The year she turned eighty-five my mother wrote a letter to all nine of her living children. She wrote it by way of apology.
I imagine she wrote this letter seated at her round table in the dining room of her tiny unit at Park Glen, the retirement village to which she had moved five years earlier.
She wrote it on a sheet of lined foolscap paper but by the time my older sister had photocopied the nine copies necessary – at my mother’s request – the lines had disappeared.
My mother must have written in her best handwriting, as the words are legible, unlike in earlier letters she wrote to me alone.
There were three things that struck me after I read my copy of my mother’s letter:
How I would respond?
How might others respond?
And who received the original?
It was clear mine was a copy and somehow it became a measure of my position in the family, one of the many. It also became a measure of the position of the many in my family, all except my older sister who in the end took the original back to my mother, after she had made copies for the nine of us, including one for herself.

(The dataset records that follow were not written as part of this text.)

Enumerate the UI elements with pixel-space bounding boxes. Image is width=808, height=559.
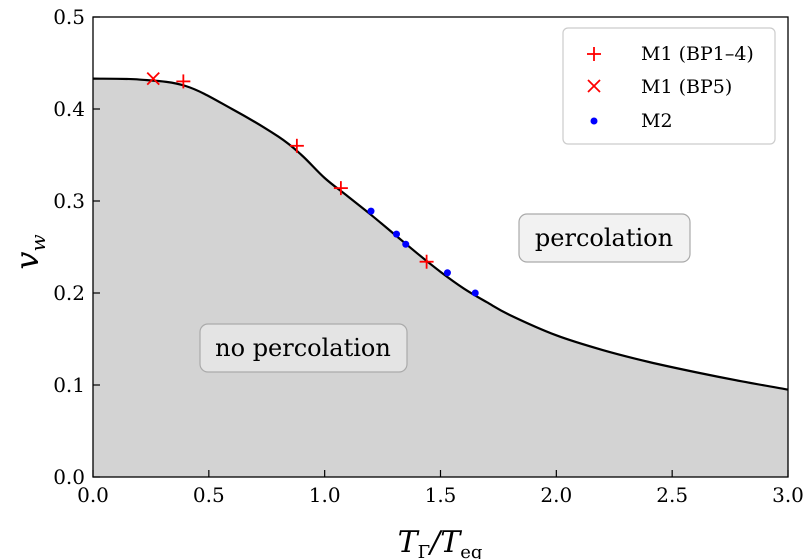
y-tick-label: 0.1 bbox=[53, 373, 85, 397]
legend-dot-marker bbox=[590, 117, 598, 125]
y-tick-label: 0.2 bbox=[53, 281, 85, 305]
dot-marker bbox=[402, 240, 410, 248]
legend-box bbox=[562, 27, 776, 145]
legend-label-m1-bp1-4: M1 (BP1–4) bbox=[641, 43, 754, 65]
x-axis-label: TΓ/Teq bbox=[398, 525, 483, 559]
y-tick-label: 0.0 bbox=[53, 465, 85, 489]
boundary-curve bbox=[92, 77, 789, 391]
data-markers bbox=[146, 72, 479, 297]
y-axis-ticks: 0.0 0.1 0.2 0.3 0.4 0.5 bbox=[53, 5, 100, 489]
plus-marker bbox=[419, 254, 434, 269]
x-axis-ticks: 0.0 0.5 1.0 1.5 2.0 2.5 3.0 bbox=[77, 470, 804, 507]
x-tick-label: 1.0 bbox=[309, 483, 341, 507]
x-tick-label: 3.0 bbox=[772, 483, 804, 507]
x-tick-label: 2.0 bbox=[540, 483, 572, 507]
plus-marker bbox=[289, 138, 304, 153]
y-tick-label: 0.4 bbox=[53, 97, 85, 121]
dot-marker bbox=[443, 269, 451, 277]
legend-item-m2: M2 bbox=[590, 110, 673, 132]
percolation-label-box: percolation bbox=[518, 213, 691, 263]
y-axis-label: vw bbox=[8, 234, 50, 269]
no-percolation-region bbox=[93, 78, 788, 477]
x-tick-label: 0.5 bbox=[193, 483, 225, 507]
legend: M1 (BP1–4) M1 (BP5) M2 bbox=[562, 27, 776, 145]
no-percolation-label-box: no percolation bbox=[199, 323, 408, 373]
legend-x-marker bbox=[587, 79, 601, 93]
x-tick-label: 0.0 bbox=[77, 483, 109, 507]
legend-item-m1-bp1-4: M1 (BP1–4) bbox=[587, 43, 754, 65]
legend-label-m2: M2 bbox=[641, 110, 673, 132]
x-marker bbox=[146, 72, 160, 86]
legend-item-m1-bp5: M1 (BP5) bbox=[587, 76, 732, 98]
y-tick-label: 0.3 bbox=[53, 189, 85, 213]
y-tick-label: 0.5 bbox=[53, 5, 85, 29]
x-tick-label: 1.5 bbox=[425, 483, 457, 507]
legend-label-m1-bp5: M1 (BP5) bbox=[641, 76, 732, 98]
legend-plus-marker bbox=[587, 47, 601, 61]
dot-marker bbox=[471, 289, 479, 297]
x-tick-label: 2.5 bbox=[656, 483, 688, 507]
dot-marker bbox=[392, 230, 400, 238]
plus-marker bbox=[176, 74, 191, 89]
dot-marker bbox=[367, 207, 375, 215]
no-percolation-label: no percolation bbox=[215, 334, 391, 362]
plus-marker bbox=[333, 181, 348, 196]
percolation-label: percolation bbox=[535, 224, 673, 252]
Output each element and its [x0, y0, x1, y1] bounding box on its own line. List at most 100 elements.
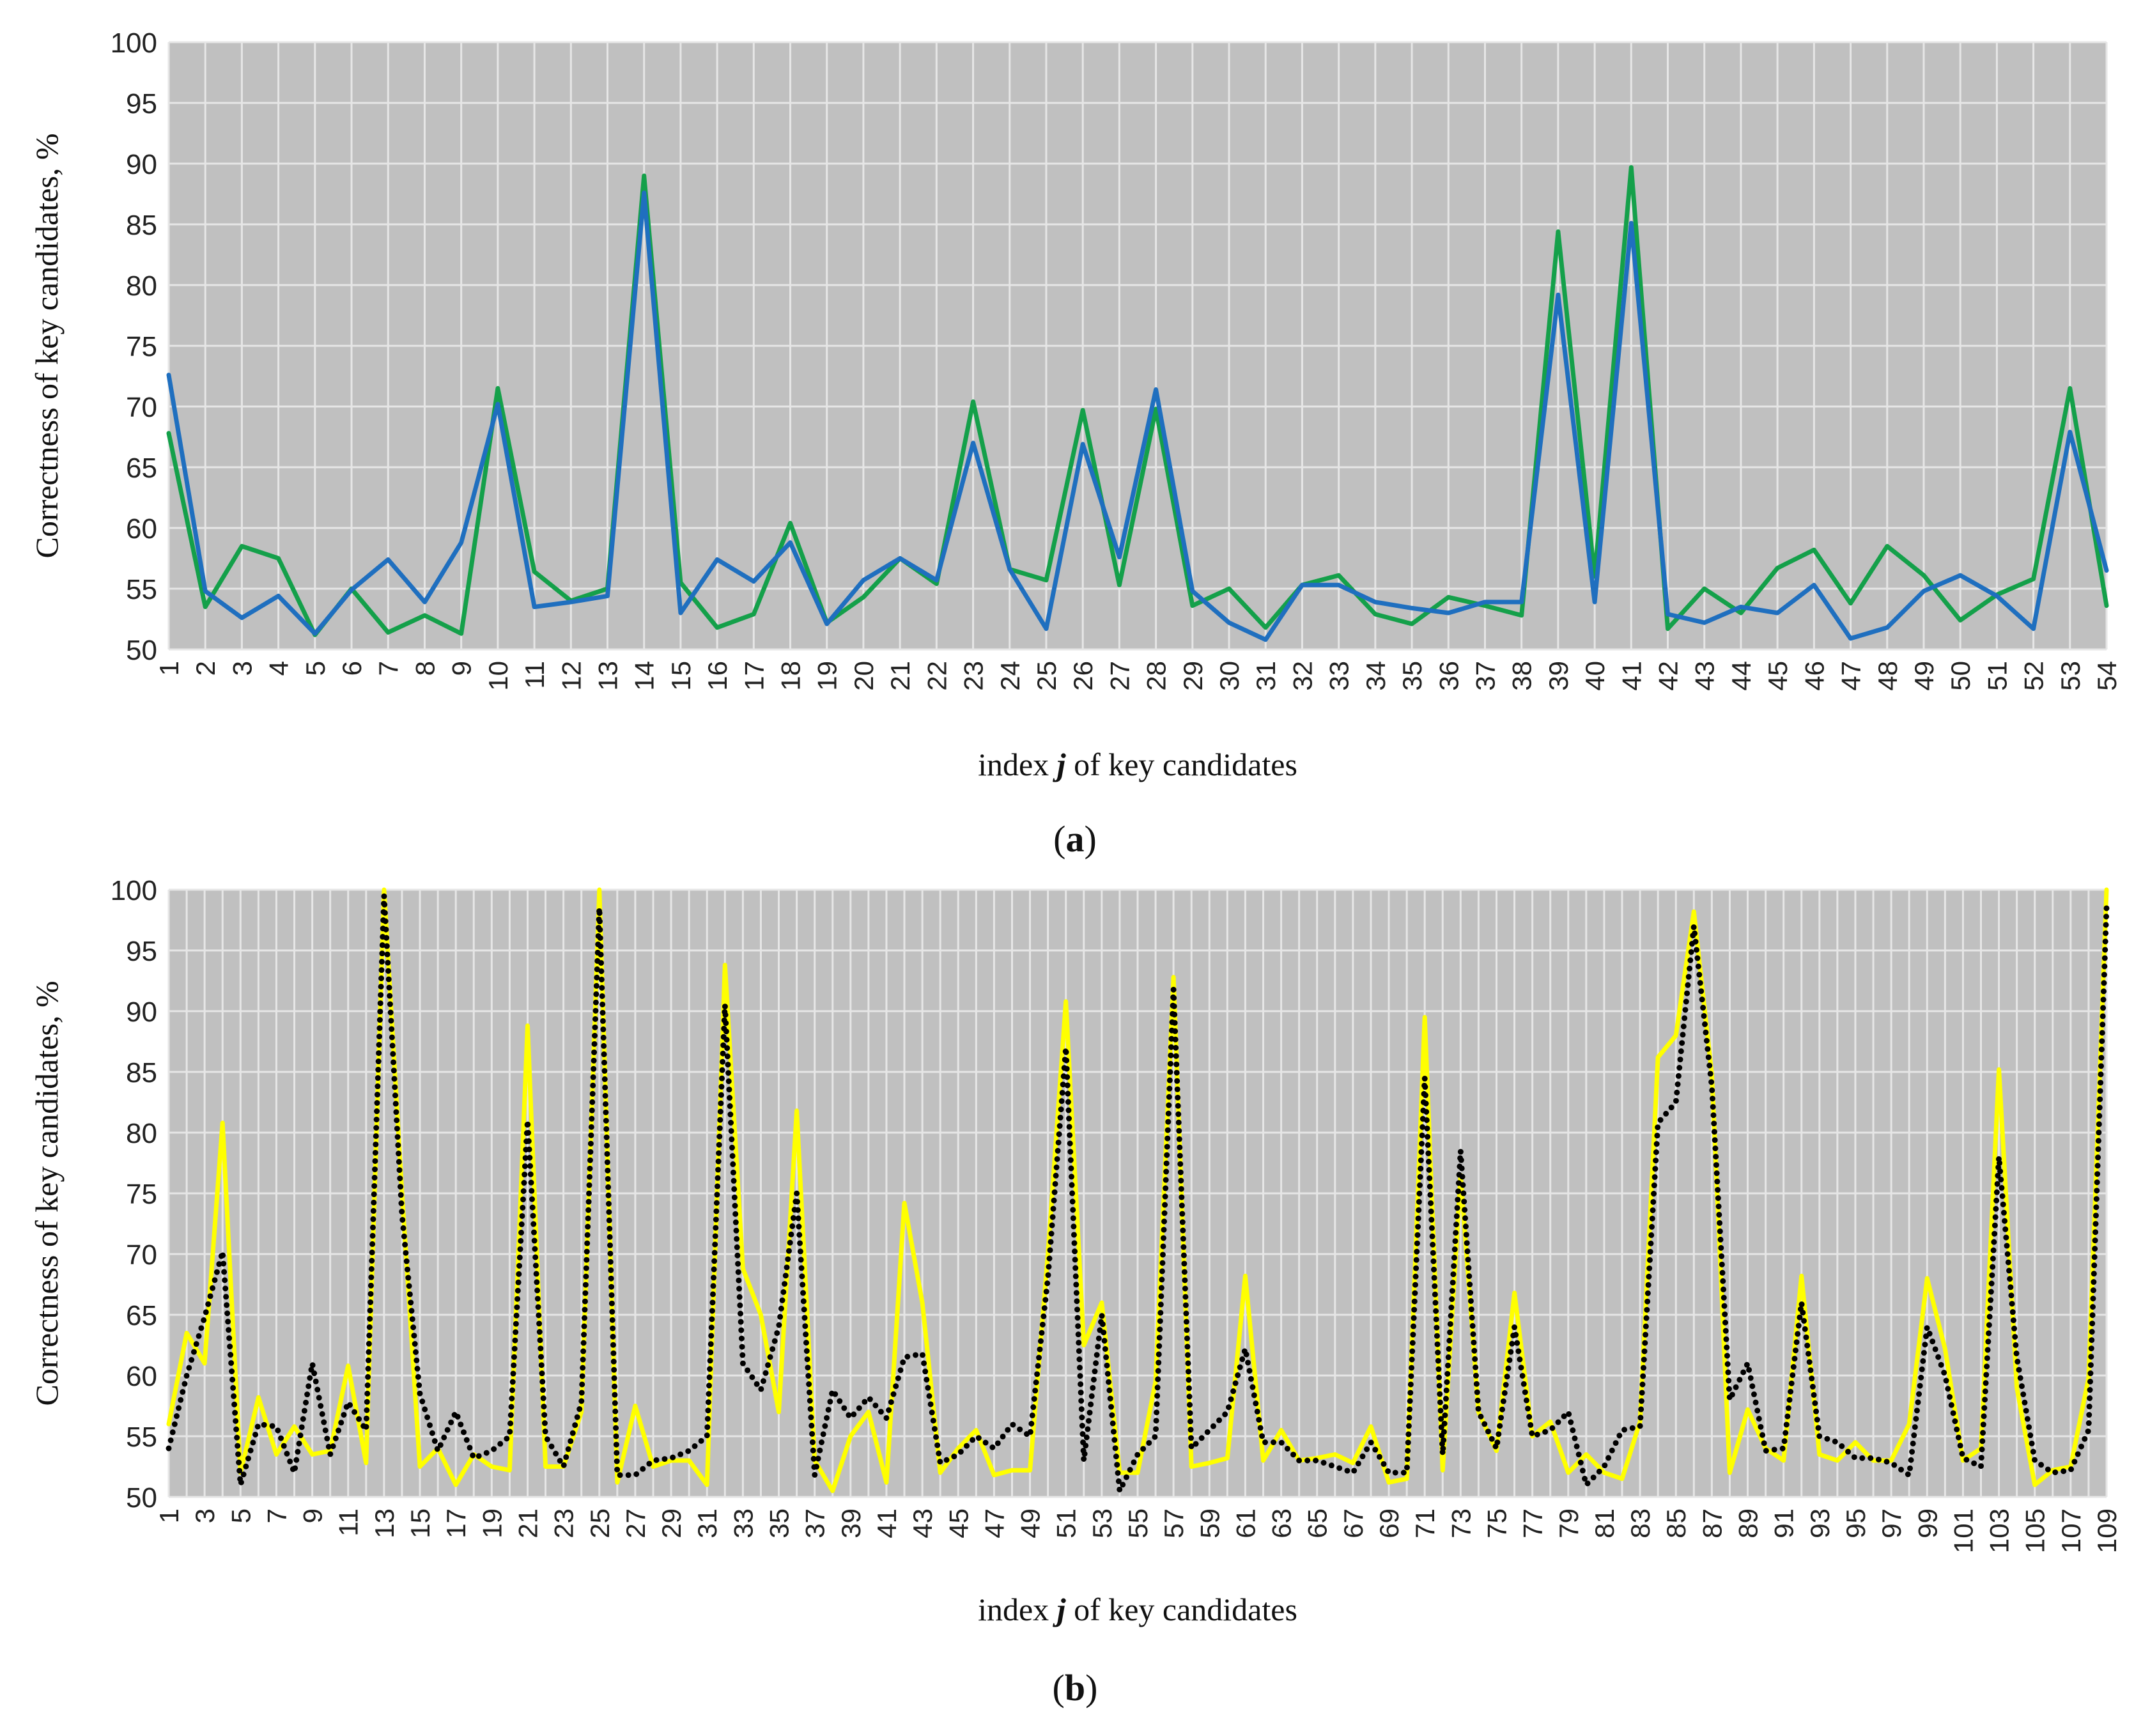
panel-a-x-tick-label: 38: [1507, 661, 1537, 691]
panel-b-x-tick-label: 43: [908, 1508, 938, 1538]
panel-a-x-tick-label: 34: [1361, 661, 1391, 691]
panel-b-x-tick-label: 81: [1589, 1508, 1620, 1538]
panel-a-x-tick-label: 37: [1470, 661, 1500, 691]
panel-a-x-tick-label: 43: [1690, 661, 1720, 691]
panel-b-x-tick-label: 15: [405, 1508, 435, 1538]
panel-b-x-tick-label: 63: [1267, 1508, 1297, 1538]
panel-b-x-tick-label: 53: [1087, 1508, 1117, 1538]
panel-b-y-tick-label: 70: [126, 1239, 157, 1271]
panel-b-x-tick-label: 31: [692, 1508, 722, 1538]
panel-a-x-tick-label: 19: [812, 661, 842, 691]
panel-a-y-tick-label: 70: [126, 392, 157, 423]
panel-a-y-tick-label: 65: [126, 453, 157, 484]
panel-b-x-tick-label: 59: [1195, 1508, 1225, 1538]
panel-b-x-tick-label: 75: [1481, 1508, 1512, 1538]
panel-b-x-tick-label: 25: [585, 1508, 615, 1538]
panel-a-x-tick-label: 53: [2055, 661, 2085, 691]
panel-a-x-tick-label: 50: [1945, 661, 1976, 691]
panel-a-x-tick-label: 44: [1726, 661, 1756, 691]
panel-a-x-tick-label: 12: [556, 661, 586, 691]
panel-b-x-tick-label: 65: [1303, 1508, 1333, 1538]
panel-a-x-tick-label: 46: [1799, 661, 1829, 691]
panel-a-series: [166, 165, 2109, 642]
panel-b-x-tick-label: 91: [1769, 1508, 1799, 1538]
panel-b-x-tick-label: 83: [1625, 1508, 1655, 1538]
panel-b-series-line-black-dotted-series: [166, 893, 2110, 1494]
panel-b-x-tick-label: 103: [1984, 1508, 2015, 1553]
panel-b-x-tick-label: 47: [979, 1508, 1009, 1538]
panel-a-x-tick-label: 52: [2019, 661, 2049, 691]
panel-b-x-tick-label: 11: [334, 1508, 364, 1537]
panel-b-x-tick-label: 17: [441, 1508, 471, 1538]
panel-b-x-tick-label: 27: [621, 1508, 651, 1538]
panel-b-x-tick-label: 61: [1230, 1508, 1260, 1538]
panel-b-x-tick-label: 77: [1518, 1508, 1548, 1538]
panel-a-x-tick-label: 49: [1909, 661, 1939, 691]
panel-a-x-tick-label: 7: [373, 661, 403, 676]
panel-a-x-tick-label: 9: [447, 661, 477, 676]
panel-a-x-tick-label: 26: [1068, 661, 1098, 691]
panel-a-x-axis-title: index j of key candidates: [978, 747, 1297, 782]
panel-b-x-tick-label: 9: [298, 1508, 328, 1523]
panel-b-x-tick-label: 67: [1338, 1508, 1368, 1538]
panel-b-x-tick-label: 39: [836, 1508, 866, 1538]
panel-b-x-tick-label: 85: [1661, 1508, 1691, 1538]
panel-a-x-tick-label: 8: [410, 661, 440, 676]
panel-a-horizontal-grid: [169, 41, 2107, 651]
panel-a-x-tick-label: 16: [702, 661, 732, 691]
panel-a-y-tick-label: 85: [126, 210, 157, 241]
panel-b-x-tick-label: 95: [1841, 1508, 1871, 1538]
panel-b-y-tick-label: 100: [111, 875, 157, 906]
panel-a-x-tick-label: 28: [1141, 661, 1172, 691]
panel-a-y-tick-label: 50: [126, 635, 157, 666]
panel-a-x-tick-label: 47: [1836, 661, 1866, 691]
panel-a-y-tick-label: 100: [111, 27, 157, 59]
panel-b-x-tick-label: 23: [549, 1508, 579, 1538]
panel-a-x-tick-label: 11: [520, 661, 550, 689]
panel-a-x-tick-label: 54: [2092, 661, 2122, 691]
panel-a-x-tick-label: 6: [337, 661, 367, 676]
panel-a-x-tick-label: 20: [849, 661, 879, 691]
panel-b-y-tick-label: 75: [126, 1179, 157, 1210]
panel-a-x-tick-label: 29: [1178, 661, 1208, 691]
panel-a-x-tick-label: 22: [922, 661, 952, 691]
panel-a-x-tick-label: 33: [1324, 661, 1354, 691]
panel-a-x-tick-label: 27: [1104, 661, 1134, 691]
panel-a-y-tick-label: 95: [126, 88, 157, 120]
panel-b-x-tick-label: 109: [2092, 1508, 2122, 1553]
panel-b-y-axis-title: Correctness of key candidates, %: [29, 980, 65, 1406]
panel-b-x-tick-label: 69: [1374, 1508, 1404, 1538]
panel-a-x-tick-label: 1: [154, 661, 184, 676]
panel-b-x-tick-label: 105: [2020, 1508, 2050, 1553]
panel-a-x-tick-label: 42: [1653, 661, 1683, 691]
panel-b-y-tick-labels: 50 55 60 65 70 75 80 85 90 95 100: [111, 875, 157, 1514]
panel-a-y-tick-label: 75: [126, 331, 157, 362]
panel-a-y-tick-label: 80: [126, 270, 157, 302]
panel-b-x-tick-label: 51: [1051, 1508, 1081, 1538]
panel-b-x-tick-label: 55: [1123, 1508, 1153, 1538]
panel-a-x-tick-label: 17: [739, 661, 769, 691]
panel-a-x-tick-label: 35: [1397, 661, 1427, 691]
panel-b-y-tick-label: 85: [126, 1057, 157, 1089]
panel-a-y-tick-labels: 50 55 60 65 70 75 80 85 90 95 100: [111, 27, 157, 666]
panel-a-label: (a): [1053, 818, 1097, 860]
panel-b-x-tick-labels: 1 3 5 7 9 11 13 15 17 19 21 23 25 27 29 31 33 35 37 39 41 43 4…: [154, 1508, 2122, 1553]
panel-b-y-tick-label: 60: [126, 1361, 157, 1392]
panel-b-x-tick-label: 33: [728, 1508, 758, 1538]
panel-a-x-tick-label: 25: [1032, 661, 1062, 691]
panel-a-x-tick-label: 39: [1543, 661, 1574, 691]
panel-a-x-tick-label: 31: [1251, 661, 1281, 691]
panel-b-x-tick-label: 71: [1410, 1508, 1440, 1538]
panel-b-x-tick-label: 49: [1016, 1508, 1046, 1538]
panel-a-x-tick-label: 2: [190, 661, 220, 676]
panel-b-x-tick-label: 93: [1805, 1508, 1835, 1538]
panel-a-x-tick-label: 41: [1616, 661, 1646, 691]
panel-b-horizontal-grid: [169, 888, 2107, 1498]
panel-b-x-tick-label: 29: [656, 1508, 686, 1538]
panel-b-x-tick-label: 97: [1876, 1508, 1906, 1538]
panel-b-x-tick-label: 41: [872, 1508, 902, 1538]
panel-b-x-tick-label: 5: [226, 1508, 256, 1523]
panel-a-x-tick-label: 13: [592, 661, 623, 691]
panel-a-x-tick-label: 14: [630, 661, 660, 691]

More recently, this same sister was clearing out her garage and she came across, not only her copy of my mother’s letter to us all, but also another letter my mother wrote to her alone.
‘Of all my children,’ my mother wrote, or words to that effect, ‘Of all my children, you deserve a letter of your own.’
My sister read out my mother’s letter over the phone and we wept together hearing again our mother’s thoughts about my sister’s hard life and her pain.
To this, I added a pain of my own, the pain of not being the one of all those children, not the only one but one of the eight children who, by default did not deserve a letter of our own.
I decided then, should I ever write such letters to my children, I will not write a group letter, instead, individual letters to all my children, each letter expressly designed to address the child in question.
I recognise it’s not so hard for me. I have only four children and nine is a long line of letters to write.
It’s not surprising my mother should choose to address us all equally.
Most of my siblings, as far as I know, did not respond in any way to our mother’s letter.
I presume they read it.
I presume they felt something in the sting of it, but as far as my mother had told me at the time, only three of her daughters talked to her about her letter.
Not one of us wrote back. And I include myself here.
I acknowledged my mother’s letter but it did not occur to me at the time to wonder what it must have been like for her to write such a letter and also to be met with silence from most of her children.
I’m twenty years of age away from reaching my mother’s age at the time she wrote this letter, but it occurs to me now that she wrote from the wisdom of her years and although one of my brothers disparaged her efforts as manipulative, I wonder whether a degree of empathy is called for after my mother’s long life, lived to the best of her ability, however much littered with mistakes.
My mother’s letter is one long apology and one long explanation of her position in making the mistakes she made.
She wrote it when she was eighty-five years old. It deserves recognition.